Um homem nu passando seria excitante novidade naquelas rodas de conversas, entretanto, João escondeu-se atrás de um poste. Olhou em frente , meninos brincavam, jovens namoravam nos bancos, a Avenida da Paz, à noite, era uma festa. João encontrou uma solução , partiu em direção à praia iluminada, Lua cheia. Correu na areia fofa, branca, fria, até encontrar solo de areia dura, molhada, beira mar, onde alguns jovens jogavam futebol sob o luar. Ao se aproximar devagar, a meninada percebeu, ouviu-se a gritaria: “Um homem nu! Um homem nu!”. Imediatamente Joãozinho correu, mergulhou no mar, água tépida, deliciosa, era noite de verão.

Nosso herói ficou por muito tempo curtindo gostoso banho noturno, deixava o corpo nu ser levado pelas pequenas ondas, não havia pressa. Naquele momento, olhando pro céu prateado pela Lua cheia, deslumbrou uma cintilante estrela, sentiu-se dono do mundo, do universo, poeta, seresteiro, no seu encantamento, começou a cantar para o infinito: “A estrela Dalva… no céu desponta… e a lua anda tonta… com tamanho esplendor… as pastorinhas pra consolo da lua… vão cantando na rua… lindos versos de amor…”

Por volta da dez horas da noite, depois de tomar uma fresca, as famílias recolheram-se, os jovens cansados das brincadeiras foram dormir, os namorados, depois do xumbrego, excitados, se auto aliviavam. Joãozinho esperou um pouco, onze horas, apenas alguns boêmios passavam em direção às boates de Jaraguá, dar expansão aos instintos e fantasias.

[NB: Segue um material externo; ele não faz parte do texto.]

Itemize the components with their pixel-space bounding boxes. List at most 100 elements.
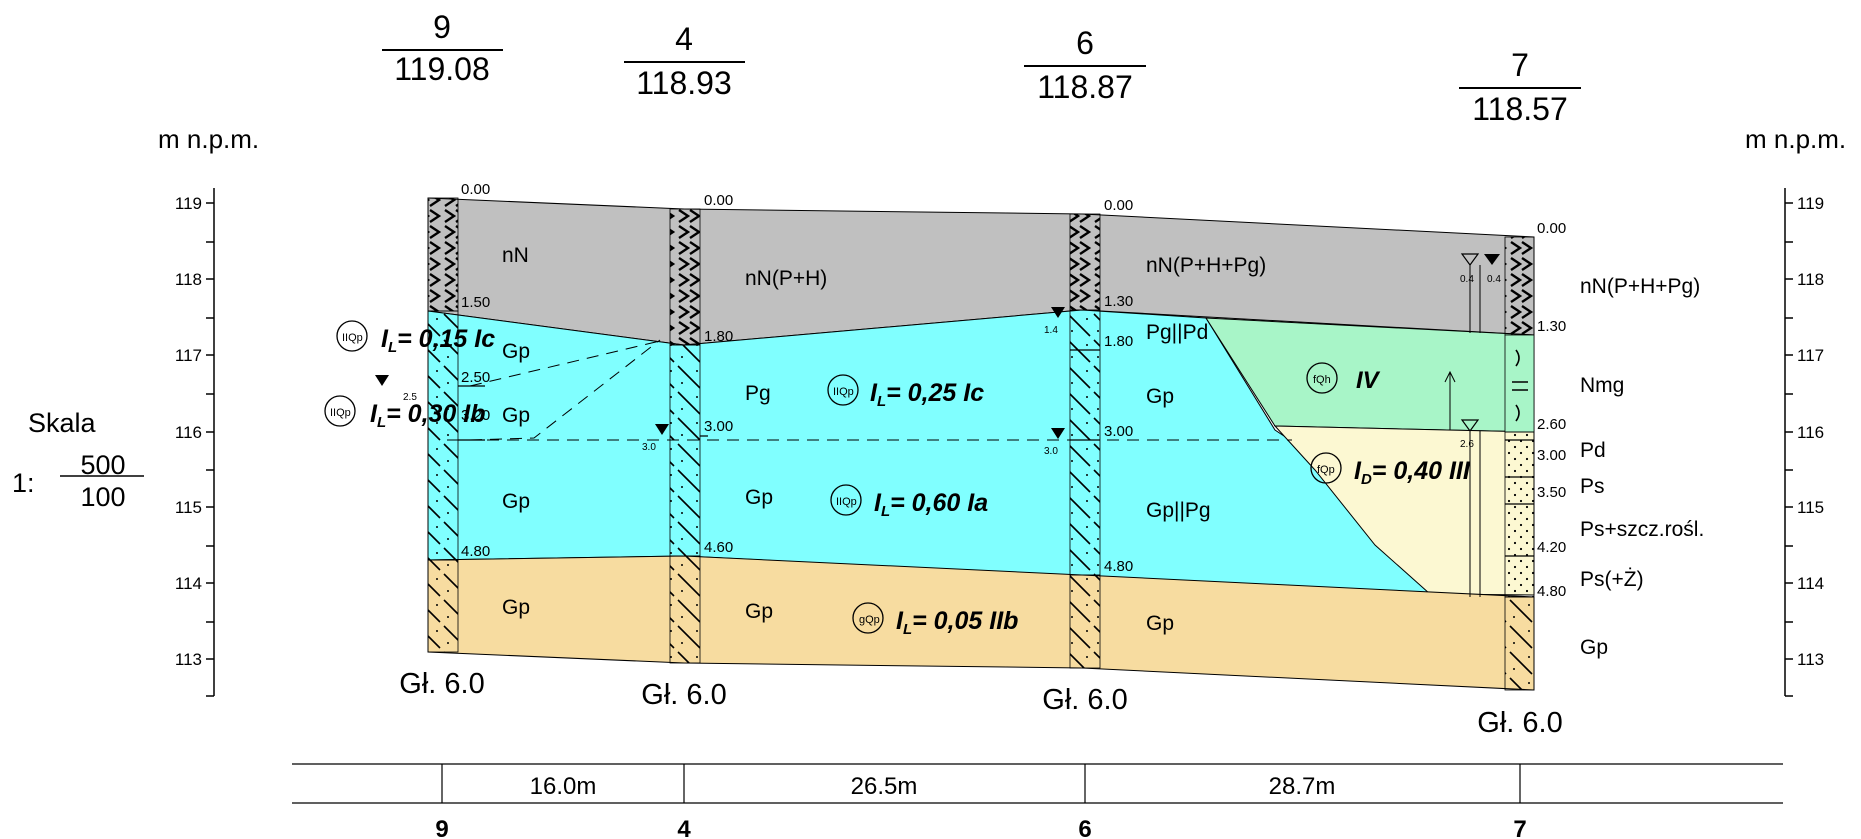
axis-left-ticks: 119 118 117 116 115 114 113 <box>175 194 202 669</box>
distance-borehole-ids: 9 4 6 7 <box>435 816 1526 839</box>
svg-text:115: 115 <box>175 498 202 517</box>
svg-text:4.80: 4.80 <box>1537 583 1566 600</box>
borehole-column-9 <box>427 197 459 653</box>
svg-text:fQp: fQp <box>1317 464 1335 476</box>
svg-text:119.08: 119.08 <box>394 51 490 87</box>
svg-text:Ps+szcz.rośl.: Ps+szcz.rośl. <box>1580 518 1704 541</box>
svg-text:nN(P+H+Pg): nN(P+H+Pg) <box>1146 254 1266 277</box>
borehole-column-7 <box>1504 236 1535 691</box>
svg-text:Gp||Pg: Gp||Pg <box>1146 499 1211 522</box>
svg-text:IL= 0,15 Ic: IL= 0,15 Ic <box>381 325 495 356</box>
distance-table <box>292 763 1783 804</box>
svg-text:100: 100 <box>80 482 125 512</box>
svg-text:0.00: 0.00 <box>461 181 490 198</box>
svg-text:Ps(+Ż): Ps(+Ż) <box>1580 568 1644 591</box>
svg-text:4.80: 4.80 <box>461 543 490 560</box>
svg-text:118.87: 118.87 <box>1037 69 1133 105</box>
total-depth-labels: Gł. 6.0 Gł. 6.0 Gł. 6.0 Gł. 6.0 <box>399 668 1562 739</box>
svg-text:Pg||Pd: Pg||Pd <box>1146 321 1208 344</box>
water-label-4: 3.0 <box>642 442 656 453</box>
param-6: fQh IV <box>1306 362 1381 394</box>
param-2: IIQp IL= 0,30 Ib <box>324 395 486 431</box>
svg-text:118.57: 118.57 <box>1472 91 1568 127</box>
svg-text:Gł. 6.0: Gł. 6.0 <box>1477 707 1562 739</box>
header-7: 7 118.57 <box>1459 47 1581 127</box>
svg-text:7: 7 <box>1513 816 1526 839</box>
svg-text:IIQp: IIQp <box>833 386 854 398</box>
distance-labels: 16.0m 26.5m 28.7m <box>530 773 1336 800</box>
svg-text:4.60: 4.60 <box>704 539 733 556</box>
svg-text:nN(P+H+Pg): nN(P+H+Pg) <box>1580 275 1700 298</box>
param-4: IIQp IL= 0,60 Ia <box>830 484 988 520</box>
svg-text:118.93: 118.93 <box>636 65 732 101</box>
svg-text:Gp: Gp <box>502 596 530 619</box>
axis-left <box>206 188 215 697</box>
header-9: 9 119.08 <box>382 9 503 87</box>
water-table-markers <box>375 253 1500 597</box>
axis-right <box>1784 188 1793 697</box>
svg-text:nN: nN <box>502 244 529 267</box>
svg-text:16.0m: 16.0m <box>530 773 597 800</box>
borehole-column-4 <box>669 208 701 664</box>
svg-text:7: 7 <box>1511 47 1529 83</box>
svg-text:IL= 0,25 Ic: IL= 0,25 Ic <box>870 379 984 410</box>
scale-block: Skala 1: 500 100 <box>12 408 144 512</box>
svg-text:0.00: 0.00 <box>704 192 733 209</box>
soil-labels: nN Gp Gp Gp Gp nN(P+H) Pg Gp Gp nN(P+H+P… <box>502 244 1704 659</box>
svg-text:IIQp: IIQp <box>836 496 857 508</box>
svg-text:Gł. 6.0: Gł. 6.0 <box>399 668 484 700</box>
water-label-6a: 1.4 <box>1044 325 1058 336</box>
svg-text:Gp: Gp <box>502 404 530 427</box>
svg-text:0.00: 0.00 <box>1537 220 1566 237</box>
borehole-column-6 <box>1069 213 1101 669</box>
svg-text:117: 117 <box>175 346 202 365</box>
svg-text:4: 4 <box>675 21 693 57</box>
svg-text:IIQp: IIQp <box>342 332 363 344</box>
svg-text:Skala: Skala <box>28 408 97 438</box>
svg-text:1.30: 1.30 <box>1104 293 1133 310</box>
svg-text:1.30: 1.30 <box>1537 318 1566 335</box>
water-label-9: 2.5 <box>403 392 417 403</box>
svg-text:4.20: 4.20 <box>1537 539 1566 556</box>
svg-text:nN(P+H): nN(P+H) <box>745 267 827 290</box>
svg-text:3.20: 3.20 <box>461 407 490 424</box>
svg-text:Gp: Gp <box>1146 612 1174 635</box>
svg-text:IL= 0,30 Ib: IL= 0,30 Ib <box>370 400 486 431</box>
param-1: IIQp IL= 0,15 Ic <box>336 320 495 356</box>
parameter-callouts: IIQp IL= 0,15 Ic IIQp IL= 0,30 Ib IIQp I… <box>324 320 1471 638</box>
svg-text:3.00: 3.00 <box>704 418 733 435</box>
axis-unit-left: m n.p.m. <box>158 124 259 154</box>
svg-text:4.80: 4.80 <box>1104 558 1133 575</box>
svg-text:Gp: Gp <box>502 340 530 363</box>
svg-text:28.7m: 28.7m <box>1269 773 1336 800</box>
svg-text:IL= 0,05 IIb: IL= 0,05 IIb <box>896 607 1018 638</box>
svg-text:4: 4 <box>677 816 691 839</box>
svg-text:3.00: 3.00 <box>1537 447 1566 464</box>
svg-text:Pg: Pg <box>745 382 771 405</box>
svg-text:Pd: Pd <box>1580 439 1606 462</box>
param-5: gQp IL= 0,05 IIb <box>852 602 1018 638</box>
water-label-6b: 3.0 <box>1044 446 1058 457</box>
svg-text:1.50: 1.50 <box>461 294 490 311</box>
axis-unit-right: m n.p.m. <box>1745 124 1846 154</box>
water-label-7a: 0.4 <box>1460 274 1474 285</box>
depth-labels: 0.00 1.50 2.50 3.20 4.80 0.00 1.80 3.00 … <box>461 181 1566 600</box>
svg-text:Gp: Gp <box>502 490 530 513</box>
svg-text:6: 6 <box>1076 25 1094 61</box>
svg-text:114: 114 <box>175 574 202 593</box>
svg-text:500: 500 <box>80 450 125 480</box>
water-label-7c: 2.6 <box>1460 439 1474 450</box>
svg-text:118: 118 <box>1797 270 1824 289</box>
svg-text:3.50: 3.50 <box>1537 484 1566 501</box>
svg-text:6: 6 <box>1078 816 1091 839</box>
param-3: IIQp IL= 0,25 Ic <box>827 374 984 410</box>
water-depth-labels: 2.5 3.0 1.4 3.0 0.4 0.4 2.6 <box>403 274 1501 457</box>
svg-text:IL= 0,60 Ia: IL= 0,60 Ia <box>874 489 988 520</box>
borehole-headers: 9 119.08 4 118.93 6 118.87 7 118.57 <box>382 9 1581 127</box>
svg-text:gQp: gQp <box>859 614 880 626</box>
svg-text:119: 119 <box>175 194 202 213</box>
svg-text:1.80: 1.80 <box>704 328 733 345</box>
depth-tick-lines <box>458 349 1534 557</box>
svg-text:Gp: Gp <box>1146 385 1174 408</box>
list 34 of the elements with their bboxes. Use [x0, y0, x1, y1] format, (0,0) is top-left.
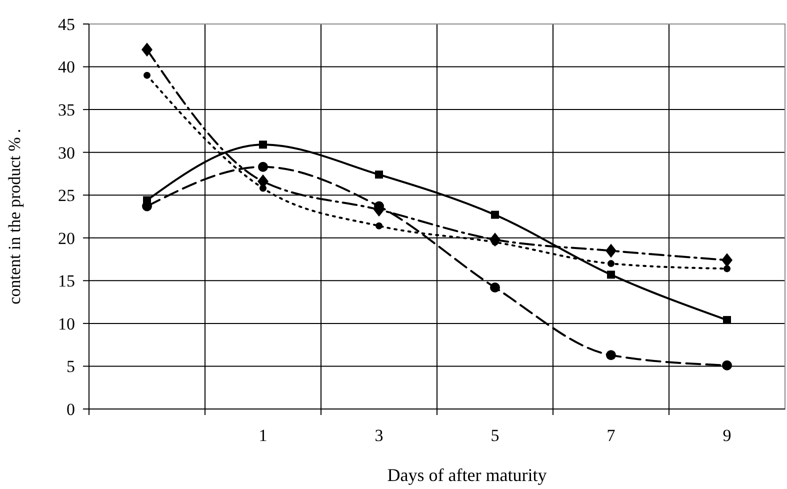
x-tick-label: 3 — [374, 426, 384, 445]
point — [375, 170, 383, 179]
x-tick-label: 1 — [258, 426, 268, 445]
point — [142, 42, 152, 57]
point — [724, 265, 730, 272]
y-tick-label: 45 — [58, 14, 75, 34]
y-tick-label: 35 — [58, 100, 75, 120]
point — [376, 222, 382, 230]
point — [259, 140, 267, 149]
y-tick-label: 20 — [58, 228, 75, 248]
y-tick-label: 25 — [58, 186, 75, 206]
point — [606, 244, 616, 258]
x-tick-label: 5 — [490, 426, 500, 445]
point — [607, 270, 615, 279]
y-tick-label: 0 — [66, 400, 75, 419]
x-axis-title: Days of after maturity — [387, 465, 547, 485]
point — [722, 360, 732, 370]
y-tick-label: 30 — [58, 143, 75, 162]
point — [260, 184, 266, 192]
point — [491, 210, 499, 219]
point — [258, 162, 268, 172]
y-axis-title: content in the product % . — [5, 128, 24, 304]
point — [608, 260, 614, 268]
point — [490, 282, 500, 293]
y-tick-label: 40 — [58, 58, 75, 77]
point — [723, 316, 731, 324]
x-tick-label: 7 — [606, 426, 616, 445]
y-tick-label: 10 — [58, 314, 75, 334]
y-tick-label: 15 — [58, 272, 75, 291]
point — [606, 350, 616, 360]
x-tick-label: 9 — [722, 426, 732, 445]
y-tick-label: 5 — [66, 357, 75, 376]
point — [722, 253, 732, 268]
point — [144, 72, 150, 79]
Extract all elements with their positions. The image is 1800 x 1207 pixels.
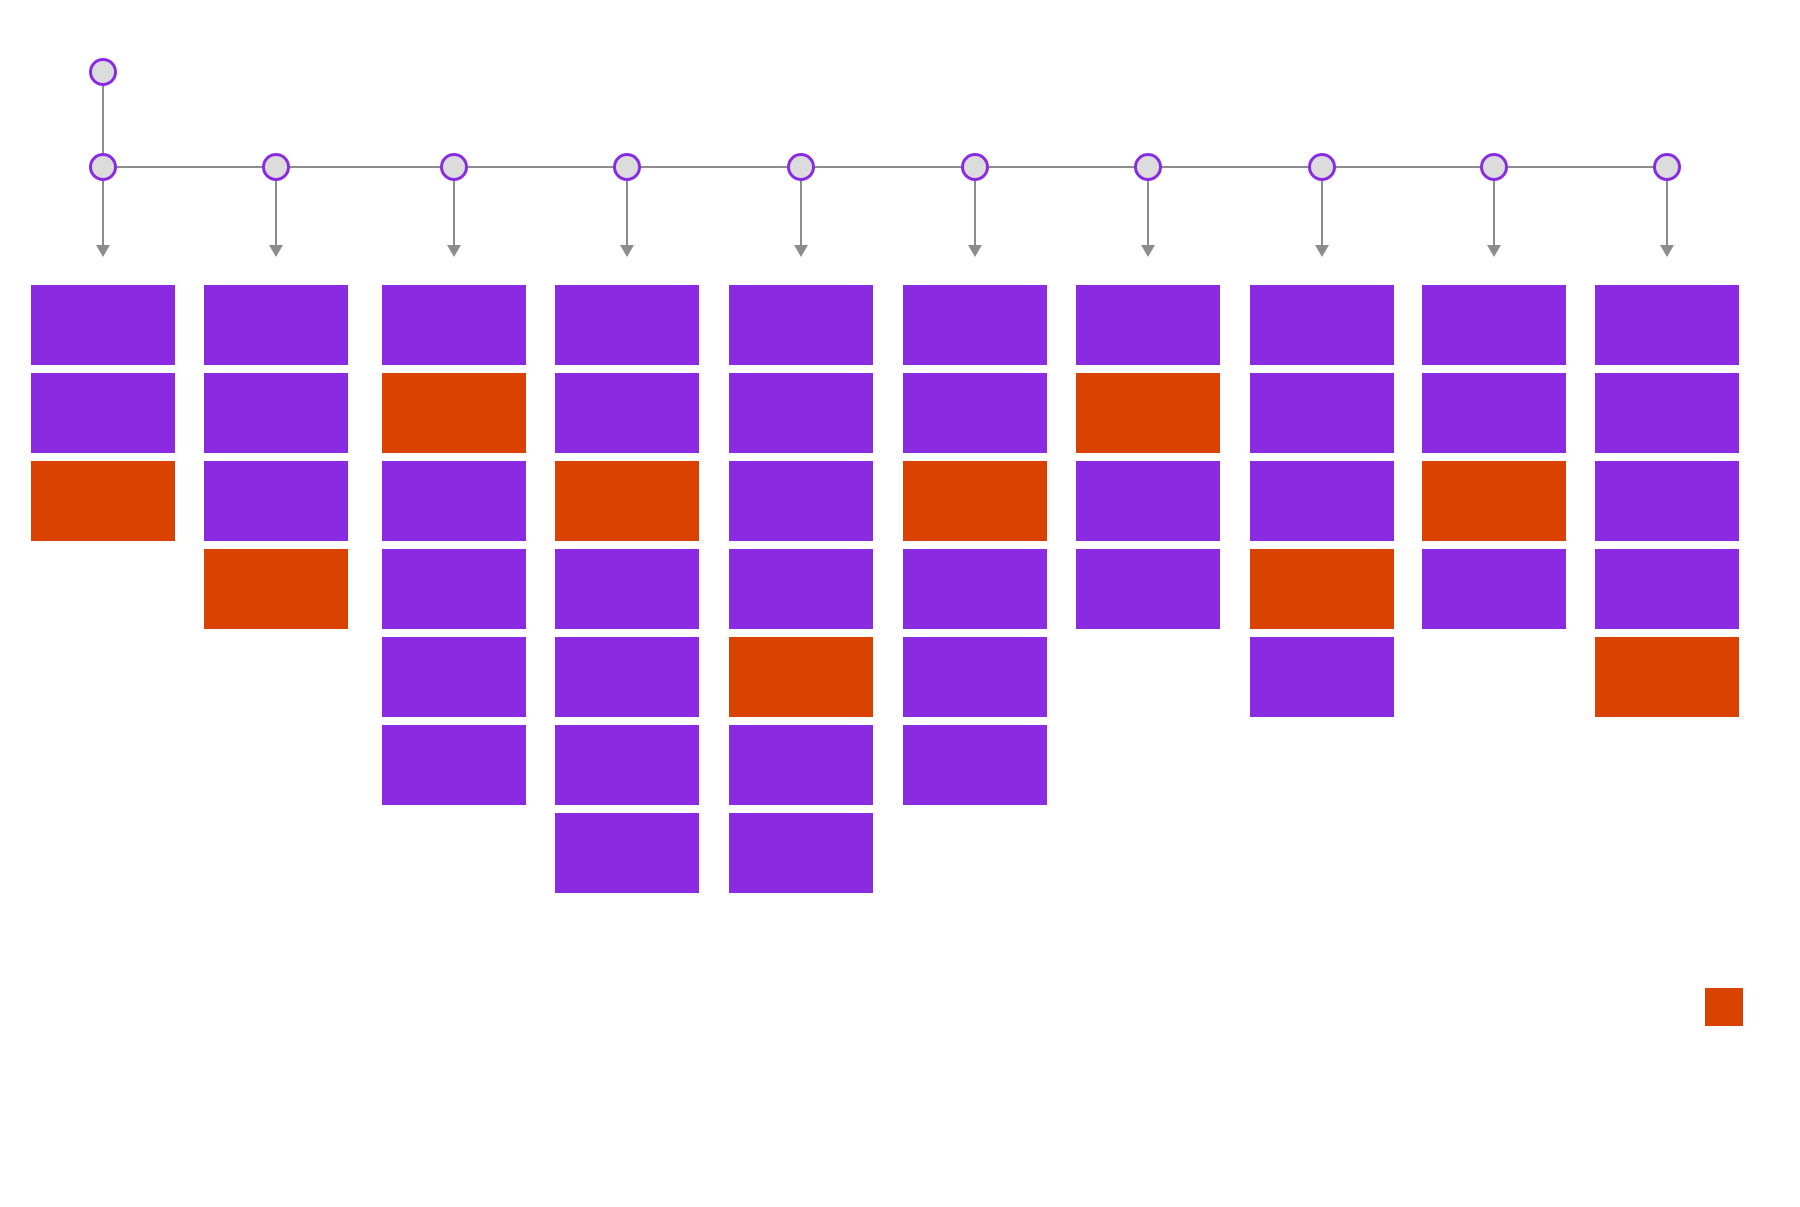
block-default-col-10-2 (1595, 373, 1739, 453)
block-default-col-4-4 (555, 549, 699, 629)
block-default-col-1-1 (31, 285, 175, 365)
arrow-head-col-5 (794, 245, 808, 257)
block-default-col-8-1 (1250, 285, 1394, 365)
branch-node-col-10 (1653, 153, 1681, 181)
legend (1705, 988, 1743, 1026)
block-default-col-3-1 (382, 285, 526, 365)
block-columns (31, 285, 1739, 893)
block-default-col-6-6 (903, 725, 1047, 805)
block-default-col-2-3 (204, 461, 348, 541)
block-default-col-8-2 (1250, 373, 1394, 453)
block-default-col-7-3 (1076, 461, 1220, 541)
arrow-head-col-3 (447, 245, 461, 257)
block-default-col-5-3 (729, 461, 873, 541)
block-default-col-9-2 (1422, 373, 1566, 453)
block-default-col-6-5 (903, 637, 1047, 717)
arrow-head-col-2 (269, 245, 283, 257)
block-default-col-5-1 (729, 285, 873, 365)
block-default-col-1-2 (31, 373, 175, 453)
block-default-col-10-4 (1595, 549, 1739, 629)
block-default-col-9-1 (1422, 285, 1566, 365)
branch-node-col-9 (1480, 153, 1508, 181)
arrow-head-col-9 (1487, 245, 1501, 257)
branch-node-col-4 (613, 153, 641, 181)
branch-node-col-8 (1308, 153, 1336, 181)
block-default-col-4-5 (555, 637, 699, 717)
block-highlight-col-7-2 (1076, 373, 1220, 453)
block-default-col-3-3 (382, 461, 526, 541)
block-default-col-6-2 (903, 373, 1047, 453)
arrow-head-col-6 (968, 245, 982, 257)
block-highlight-col-5-5 (729, 637, 873, 717)
branch-node-col-7 (1134, 153, 1162, 181)
root-node (89, 58, 117, 86)
block-default-col-8-5 (1250, 637, 1394, 717)
block-default-col-10-3 (1595, 461, 1739, 541)
branch-node-col-6 (961, 153, 989, 181)
block-default-col-6-1 (903, 285, 1047, 365)
block-default-col-5-6 (729, 725, 873, 805)
block-highlight-col-9-3 (1422, 461, 1566, 541)
block-default-col-4-6 (555, 725, 699, 805)
connector-layer (96, 84, 1674, 257)
arrow-head-col-10 (1660, 245, 1674, 257)
block-highlight-col-2-4 (204, 549, 348, 629)
arrow-head-col-7 (1141, 245, 1155, 257)
branch-node-col-2 (262, 153, 290, 181)
block-default-col-5-2 (729, 373, 873, 453)
block-default-col-5-4 (729, 549, 873, 629)
block-default-col-3-4 (382, 549, 526, 629)
block-default-col-7-4 (1076, 549, 1220, 629)
arrow-head-col-1 (96, 245, 110, 257)
block-default-col-6-4 (903, 549, 1047, 629)
block-default-col-3-6 (382, 725, 526, 805)
block-highlight-col-6-3 (903, 461, 1047, 541)
block-highlight-col-4-3 (555, 461, 699, 541)
block-default-col-2-1 (204, 285, 348, 365)
legend-swatch-highlight (1705, 988, 1743, 1026)
block-default-col-2-2 (204, 373, 348, 453)
arrow-head-col-8 (1315, 245, 1329, 257)
block-highlight-col-1-3 (31, 461, 175, 541)
branch-node-col-5 (787, 153, 815, 181)
block-highlight-col-10-5 (1595, 637, 1739, 717)
block-default-col-5-7 (729, 813, 873, 893)
block-default-col-3-5 (382, 637, 526, 717)
block-default-col-4-7 (555, 813, 699, 893)
block-default-col-4-1 (555, 285, 699, 365)
block-default-col-4-2 (555, 373, 699, 453)
block-highlight-col-3-2 (382, 373, 526, 453)
branch-node-col-1 (89, 153, 117, 181)
block-default-col-7-1 (1076, 285, 1220, 365)
block-highlight-col-8-4 (1250, 549, 1394, 629)
arrow-head-col-4 (620, 245, 634, 257)
branch-node-col-3 (440, 153, 468, 181)
node-layer (89, 58, 1681, 181)
block-default-col-10-1 (1595, 285, 1739, 365)
block-default-col-9-4 (1422, 549, 1566, 629)
block-default-col-8-3 (1250, 461, 1394, 541)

Afinal nosso herói saiu do mar, corpo molhado, dedos engelhados. Sentiu o vento, tremia de frio. Andou, correu, pulou, recuperou-se. Caminhou pela praia. Retornou às calçadas na Praça Sinimbu, pouca gente na rua. Correndo de poste em poste, Joãozinho, nu, conseguiu chegar em sua casa na Rua da Alegria. Recebeu a devida descompostura do pai, no fundo se orgulhava em ter aquele filho boêmio, cheio de histórias e picardias. Dia seguinte, o pai deu-lhe o dinheiro, não queria filho desonesto, xexeiro, a moça merecia o pagamento. À tarde, Joãozinho resgatou suas roupas, seu sapato de coro de jacaré. Contou a Vera sua aventura noturna, ela caiu às gargalhadas, amaram-se novamente, dessa vez , não houve a devida recompensa pecuniária.